Steelers vs Bengals I Film Review: Jarvis Jones

Jarvis Jones was in fact only one of two starting linebackers that the Pittsburgh Steelers got back healthy on Sunday as they visited the home of the Cincinnati Bengals, as rookie starter Ryan Shazier was also active for the first time in a few games.

Unlike the rookie, however, Jones actually saw time on defense—significant time, in fact, as he wound up playing more than did Arthur Moats, who has started the majority of the season in his absence.

Unfortunately, it wasn’t the most encouraging sight to behold, as Jones offered close to nothing on the pass rush, which is what he spent the majority of his time doing. The fact that Bengals left tackle Andrew Whitworth is among the best in the game at his position didn’t help.

But there was little positive, overall, to take from this game that expressed growth, which is frustrating, but perhaps understandable. He had, of course, just missed the previous nine games, and 10 weeks in total, with a wrist injury that he had to strengthen over the past few weeks. He was bound to be rusty. Where he goes from here will be telling.

He did have one play early on against the run in which he assisted in stopping running back Jeremy Hill on a third and two. The Bengals set out two of their linemen wide, which just three presiding over the ball.

Off the snap, Jones was lined up just inside the wide left tackle, but once the handoff was made, he got inside quickly to tackle the ball carrier, stopping him a yard short of the first down. This was the highlight of his day.

An example of his struggle to get anything on the pass rush can be seen on this play late in the third quarter.
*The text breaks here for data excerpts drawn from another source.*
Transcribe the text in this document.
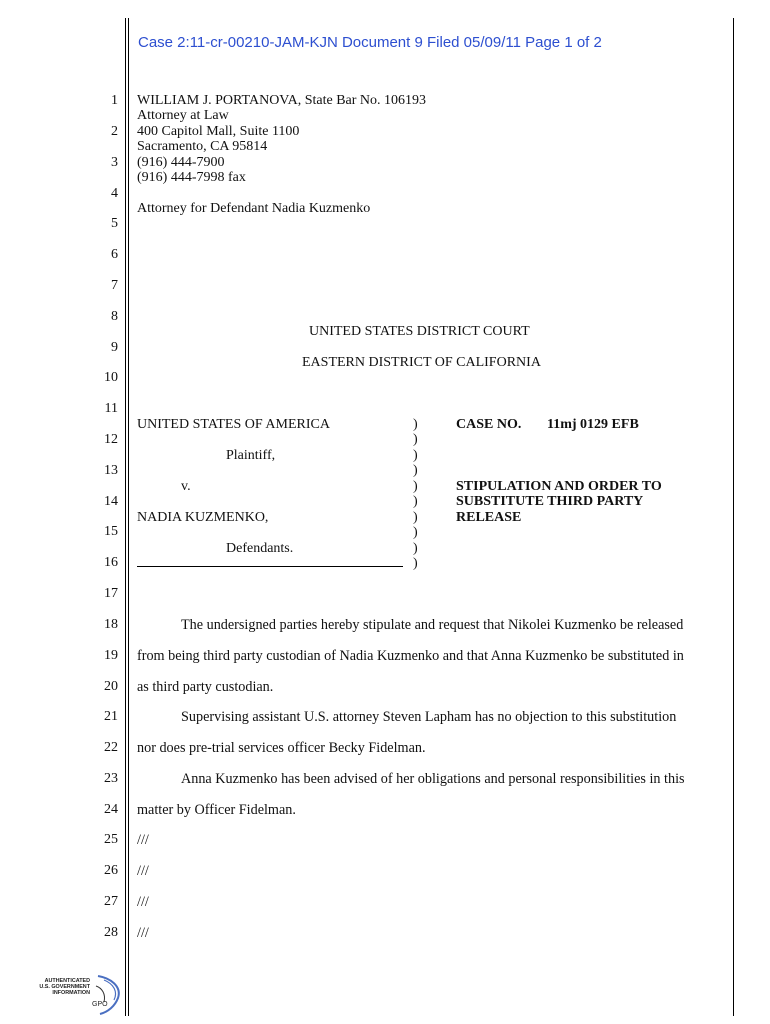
Case 2:11-cr-00210-JAM-KJN Document 9 Filed 05/09/11 Page 1 of 2
1
2
3
4
5
6
7
8
9
10
11
12
13
14
15
16
17
18
19
20
21
22
23
24
25
26
27
28
WILLIAM J. PORTANOVA, State Bar No. 106193
Attorney at Law
400 Capitol Mall, Suite 1100
Sacramento, CA 95814
(916) 444-7900
(916) 444-7998 fax
Attorney for Defendant Nadia Kuzmenko
UNITED STATES DISTRICT COURT
EASTERN DISTRICT OF CALIFORNIA
UNITED STATES OF AMERICA
Plaintiff,
v.
NADIA KUZMENKO,
Defendants.
)
)
)
)
)
)
)
)
)
)
CASE NO. 11mj 0129 EFB
STIPULATION AND ORDER TO
SUBSTITUTE THIRD PARTY
RELEASE
The undersigned parties hereby stipulate and request that Nikolei Kuzmenko be released
from being third party custodian of Nadia Kuzmenko and that Anna Kuzmenko be substituted in
as third party custodian.
Supervising assistant U.S. attorney Steven Lapham has no objection to this substitution
nor does pre-trial services officer Becky Fidelman.
Anna Kuzmenko has been advised of her obligations and personal responsibilities in this
matter by Officer Fidelman.
///
///
///
///
AUTHENTICATED
U.S. GOVERNMENT
INFORMATION
GPO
As had been a common theme during his rookie season, Jones was calmly walked up the arc by the left tackle, who waited for the linebacker to bend and then pushed him upfield by the shoulder pad.

On this play in the fourth quarter, Whitworth had little difficulty absorbing the second-year edge rusher’s power move, though the lineman nearly wound up ripping off his helmet in the process, to which Jones objected.

A few plays into the Bengals next drive in the fourth quarter, Jones was once again caught high coming around the edge and Whitworth had little trouble sending him upfield. With virtually no bend to speak of, the left tackle had full control of the rusher as he wound up pushing him to the ground.

To his credit, Jones did come back on the next play and finally beat Whitworth around the edge, even though the pass was completed for seven yards, shy of a first down. He took an inside step and then bounced outside, getting around the corner with misdirection and speed to get just a piece of Dalton at the end of the play.